- Michigan and Indiana are now able to transmit patient data across state lines using Direct secure messaging, according to a recent press release. The two-state connection follows a similar Midwestern initiative in establishing an interstate HIE, starting with the exchange of patient immunization data and planning to expand from there. Interstate HIEs are just beginning to emerge as smaller networks grow and reach out to other local projects.
“Secure, private health information exchange across state lines between Indiana and Michigan is a major milestone. Michiana border residents engage in interstate commerce daily because they live near a state line and this interstate commerce includes their regular healthcare. Americans are an increasingly mobile society and we are confident the infrastructure we have co-developed with MiHIN has national ramifications,” said Tom Liddell, Executive Director of MHIN, Indiana’s first health exchange.
Direct secure messaging, which sends encrypted emails and attachments between participating providers, saves the time and effort of faxing documents back and forth, contributing to better coordinated care for patients. It was launched in 2010 by the Office of the National Coordinator in order to provide a basic exchange system without the need for an EHR or any IT infrastructure other than an internet connection. While it is not the most sophisticated form of HIE, lacking the query-and-response capability of a database system, it is seen as a first step towards achieving the goals of health information exchange, and is one of the initial steps towards transferring patient data across state systems with different regulations and levels of EHR adoption.

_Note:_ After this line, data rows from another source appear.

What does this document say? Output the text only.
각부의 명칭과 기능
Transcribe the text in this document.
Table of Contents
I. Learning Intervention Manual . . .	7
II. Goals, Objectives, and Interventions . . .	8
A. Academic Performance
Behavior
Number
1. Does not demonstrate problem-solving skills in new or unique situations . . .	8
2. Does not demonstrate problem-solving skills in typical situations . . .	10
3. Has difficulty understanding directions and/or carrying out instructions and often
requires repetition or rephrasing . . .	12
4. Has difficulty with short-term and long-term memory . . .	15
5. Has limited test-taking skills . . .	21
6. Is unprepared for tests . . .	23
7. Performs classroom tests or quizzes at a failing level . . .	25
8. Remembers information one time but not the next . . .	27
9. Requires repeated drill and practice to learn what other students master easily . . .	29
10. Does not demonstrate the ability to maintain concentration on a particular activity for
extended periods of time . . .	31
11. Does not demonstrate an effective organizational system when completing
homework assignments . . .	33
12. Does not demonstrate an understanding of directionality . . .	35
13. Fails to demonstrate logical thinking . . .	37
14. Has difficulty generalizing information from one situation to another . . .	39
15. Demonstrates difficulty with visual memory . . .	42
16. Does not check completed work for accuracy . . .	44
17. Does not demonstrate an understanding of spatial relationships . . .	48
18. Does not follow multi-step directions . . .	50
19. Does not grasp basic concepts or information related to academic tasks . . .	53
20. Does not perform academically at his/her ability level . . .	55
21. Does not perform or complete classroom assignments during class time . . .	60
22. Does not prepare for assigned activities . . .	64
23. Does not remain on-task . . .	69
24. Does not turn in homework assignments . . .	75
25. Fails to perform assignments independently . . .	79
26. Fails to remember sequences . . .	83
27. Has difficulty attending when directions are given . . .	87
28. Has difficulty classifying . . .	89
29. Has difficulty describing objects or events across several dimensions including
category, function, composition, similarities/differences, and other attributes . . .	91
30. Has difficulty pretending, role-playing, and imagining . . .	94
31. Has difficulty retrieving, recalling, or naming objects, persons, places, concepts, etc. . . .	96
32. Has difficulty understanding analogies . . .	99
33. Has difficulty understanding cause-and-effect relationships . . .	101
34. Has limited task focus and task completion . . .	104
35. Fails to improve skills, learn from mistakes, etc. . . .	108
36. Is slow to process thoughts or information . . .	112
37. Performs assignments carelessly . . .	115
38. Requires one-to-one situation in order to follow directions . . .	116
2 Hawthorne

“Michiana’s MHIN fills information gaps by exchanging health information with our neighboring state for our shared citizens in border areas. Using DIRECT messaging, we will be able to streamline the exchange process across state lines, making it easier for providers in the border cities and towns to provide a high standard of care to patients from other neighboring states,” added Jeff Livesay, MiHIN Associate Director.
Michigan’s MiHIN project has successfully send more than 625,000 immunization records and Admit-Discharge-Transfer (ADT) messages since May of 2012, and plans to add Continuity of Care Documents (CCDs) and other vital patient information in the coming months. “If you are on vacation in another state and require emergency medical treatment, providers should be able to securely and privately request and receive your medical history no matter what state you are from,” Livesay noted. “That is what we are doing. That is what we are building. That is why interstate health information exchange is important. This capability can speed access to important information in addition to improving the quality and decreasing costs for providers and patients at the point and instant of care.”